ALEX BRUMMER: The folly of scrapping HS2
Britain’s biggest economic challenge is to boost productivity and raise the incomes of the nation’s workforce. Tax incentives are part of the solution, but investment in infrastructure is key.
All the drivers in our political system focus on short-term dividends.
It is not surprising, as the autumn statement approaches, that the Chancellor Jeremy Hunt is looking at ways of releasing resources to prepare for tax reforms.
The three Hs – Hinkley, HS2 and a third runway at Heathrow – all need to be delivered to boost global Britain. Only the super-nuclear plant at Hinkley Point in Somerset has any certainty.
Making an effort: The long-term waste of giving up on big infrastructure is enormous
Enemies of HS2, a combination of Nimby home county residents, green activists and advocates of fixing suburban railways and roads, will be cock-a-hoop should Rishi Sunak and Hunt bring down the guillotine on the Birmingham-to-Manchester leg.
The escalation of the costs (more than twice the early estimate of £33billion) has already led to the eastern leg to Leeds being sacrificed and a grand terminal at Euston delayed.
The long-term waste of giving up on big infrastructure is enormous. It required a mammoth effort by the last Labour government to preserve the fast rail link to the Chunnel and the brilliant refurbishment of St Pancras, in which the country can take pride.
Similarly, it took enormous courage to persevere with the Elizabeth Line (Crossrail) but the difference it has made to travel in the South East is immeasurable. The economic value added at new and rebuilt stations has spread prosperity.
Much is made of how, in an age of AI and social media, the time shaved off HS2’s journey to Birmingham and Manchester will not be significant.
In Japan and France, the pioneering of high-speed rail travel led to fabulous economic development along routes. It is no surprise that Birmingham is sucking in more new business investment than any other conurbation in Britain, adding 36 per cent to the area’s GDP over the last decade or £29billion.
Airport woes: Heathrow is operating with less runways than its major Continental rivals
That is partly the HS2 halo effect. Manchester and way stations along the route could expect the same.
The third H, Heathrow’s new runway, was knocked off schedules by Covid-19. Heathrow is now back at pre-Covid passenger traffic. But it is operating with less runways than its major Continental rivals.
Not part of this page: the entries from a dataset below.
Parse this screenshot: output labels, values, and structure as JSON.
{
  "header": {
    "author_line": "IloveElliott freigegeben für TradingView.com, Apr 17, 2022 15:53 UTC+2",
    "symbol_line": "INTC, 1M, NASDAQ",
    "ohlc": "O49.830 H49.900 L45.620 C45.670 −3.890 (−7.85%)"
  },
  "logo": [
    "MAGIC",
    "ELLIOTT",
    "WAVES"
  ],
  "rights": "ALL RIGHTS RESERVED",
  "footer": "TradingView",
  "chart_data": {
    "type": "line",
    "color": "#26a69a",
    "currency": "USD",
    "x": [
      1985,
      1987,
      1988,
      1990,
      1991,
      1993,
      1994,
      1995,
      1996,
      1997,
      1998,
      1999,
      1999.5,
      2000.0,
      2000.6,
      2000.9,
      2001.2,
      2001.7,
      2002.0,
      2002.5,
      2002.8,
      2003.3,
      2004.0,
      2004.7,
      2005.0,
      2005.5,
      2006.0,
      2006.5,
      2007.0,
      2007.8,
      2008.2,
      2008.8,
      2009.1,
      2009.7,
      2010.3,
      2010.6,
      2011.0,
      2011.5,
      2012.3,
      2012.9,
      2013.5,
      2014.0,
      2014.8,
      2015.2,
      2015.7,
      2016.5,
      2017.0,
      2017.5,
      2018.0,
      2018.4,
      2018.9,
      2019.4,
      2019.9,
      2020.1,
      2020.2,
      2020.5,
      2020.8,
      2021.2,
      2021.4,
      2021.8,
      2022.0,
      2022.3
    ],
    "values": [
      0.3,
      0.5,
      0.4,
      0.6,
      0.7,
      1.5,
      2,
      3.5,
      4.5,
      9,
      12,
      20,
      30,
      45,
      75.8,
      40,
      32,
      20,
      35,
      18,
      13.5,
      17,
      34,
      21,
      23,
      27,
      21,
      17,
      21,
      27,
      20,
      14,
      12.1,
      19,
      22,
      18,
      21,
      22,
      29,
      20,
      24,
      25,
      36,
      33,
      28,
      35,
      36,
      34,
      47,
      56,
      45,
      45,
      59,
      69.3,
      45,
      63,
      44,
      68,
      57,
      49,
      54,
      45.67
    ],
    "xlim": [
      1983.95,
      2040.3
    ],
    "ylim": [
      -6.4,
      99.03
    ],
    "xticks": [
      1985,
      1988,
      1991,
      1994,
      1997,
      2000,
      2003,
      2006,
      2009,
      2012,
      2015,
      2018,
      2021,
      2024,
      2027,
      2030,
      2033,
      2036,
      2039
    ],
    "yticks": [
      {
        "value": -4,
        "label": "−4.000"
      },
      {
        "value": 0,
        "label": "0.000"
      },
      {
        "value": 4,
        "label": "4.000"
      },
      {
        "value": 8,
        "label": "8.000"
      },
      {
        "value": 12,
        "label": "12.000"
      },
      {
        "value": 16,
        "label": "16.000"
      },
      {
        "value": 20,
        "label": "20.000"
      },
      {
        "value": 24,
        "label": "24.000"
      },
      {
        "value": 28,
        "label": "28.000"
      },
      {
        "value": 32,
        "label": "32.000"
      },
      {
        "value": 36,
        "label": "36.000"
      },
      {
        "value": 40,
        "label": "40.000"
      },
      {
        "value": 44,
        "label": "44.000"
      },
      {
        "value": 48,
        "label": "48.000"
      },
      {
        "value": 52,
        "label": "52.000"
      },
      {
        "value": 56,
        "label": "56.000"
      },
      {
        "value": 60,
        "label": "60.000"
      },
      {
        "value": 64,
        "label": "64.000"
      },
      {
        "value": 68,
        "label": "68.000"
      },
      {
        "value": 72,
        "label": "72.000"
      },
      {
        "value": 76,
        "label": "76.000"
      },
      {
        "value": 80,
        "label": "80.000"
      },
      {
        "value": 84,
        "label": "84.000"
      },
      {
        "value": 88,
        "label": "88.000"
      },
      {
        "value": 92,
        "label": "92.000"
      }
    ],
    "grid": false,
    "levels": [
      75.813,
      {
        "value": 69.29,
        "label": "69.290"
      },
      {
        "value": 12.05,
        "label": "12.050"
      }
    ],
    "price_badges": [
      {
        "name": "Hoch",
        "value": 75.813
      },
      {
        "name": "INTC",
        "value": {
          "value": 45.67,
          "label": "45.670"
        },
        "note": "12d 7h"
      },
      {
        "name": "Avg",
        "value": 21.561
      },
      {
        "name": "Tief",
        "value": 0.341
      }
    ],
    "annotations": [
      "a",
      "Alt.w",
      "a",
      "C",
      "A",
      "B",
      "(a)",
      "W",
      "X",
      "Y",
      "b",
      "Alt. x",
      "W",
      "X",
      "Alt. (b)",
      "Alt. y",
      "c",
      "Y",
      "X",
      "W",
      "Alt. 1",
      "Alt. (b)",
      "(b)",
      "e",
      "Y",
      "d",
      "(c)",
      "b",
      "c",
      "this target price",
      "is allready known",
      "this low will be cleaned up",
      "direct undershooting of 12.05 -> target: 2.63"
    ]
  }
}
All the preparatory work for a third runway has been done and the case for extra capacity is stronger than ever. The carbon zero lobby needs to recognise that air traffic is not going away. What needs to change is the sustainability of aircraft and incentives to use new greener fuel sources.
One would expect Heathrow to hold back on its ambition until after the general election. An extra runway is essential if the vision of Britain’s tilt to Indo-Pacific is to be fulfilled. HS2, if built, will lift the UK’s neglected regions.
The gleeful, contrived pictures from Nasdaq, celebrating the pop in Arm Holdings’ return to the public markets, are one of the reasons why New York does initial public offerings better than London. The US is the home of razzmatazz, so even if the gloss comes off the Arm stock, it will be gold for investment bankers as they unleash next-generation tech floats.
Here in the UK, we can only look on with deep regret that our flagship Cambridge-based tech pioneer deserted these shores.
Arm’s chief executive Rene Haas and senior colleagues have parked themselves in the US. And while the intellectual property and science remains in the UK, one has to wonder for how long.
We should not forget who is to blame for the fiasco of Arm’s loss to the UK. Theresa May and her Chancellor Philip Hammond treated SoftBank boss Masayoshi Son as a conquering hero in 2016, welcomed him to Downing Street, and did nothing to protect Arm’s integrity. Only one foundation shareholder, Baillie Gifford, opposed the transaction. So galling and shameful.
When Carolyn McCall announced that ITV would be spending £160million developing ITVX, its own streaming services, the shares sank.
The truth is that ITVX is a lifeline for the terrestrial broadcaster at a time when linear advertising is under stress. In the first six months of 2023, active users jumped 29 per cent to 12.5m and ‘dwell time’ is surging.
UK long investors must start to look beyond the next dividend cheque.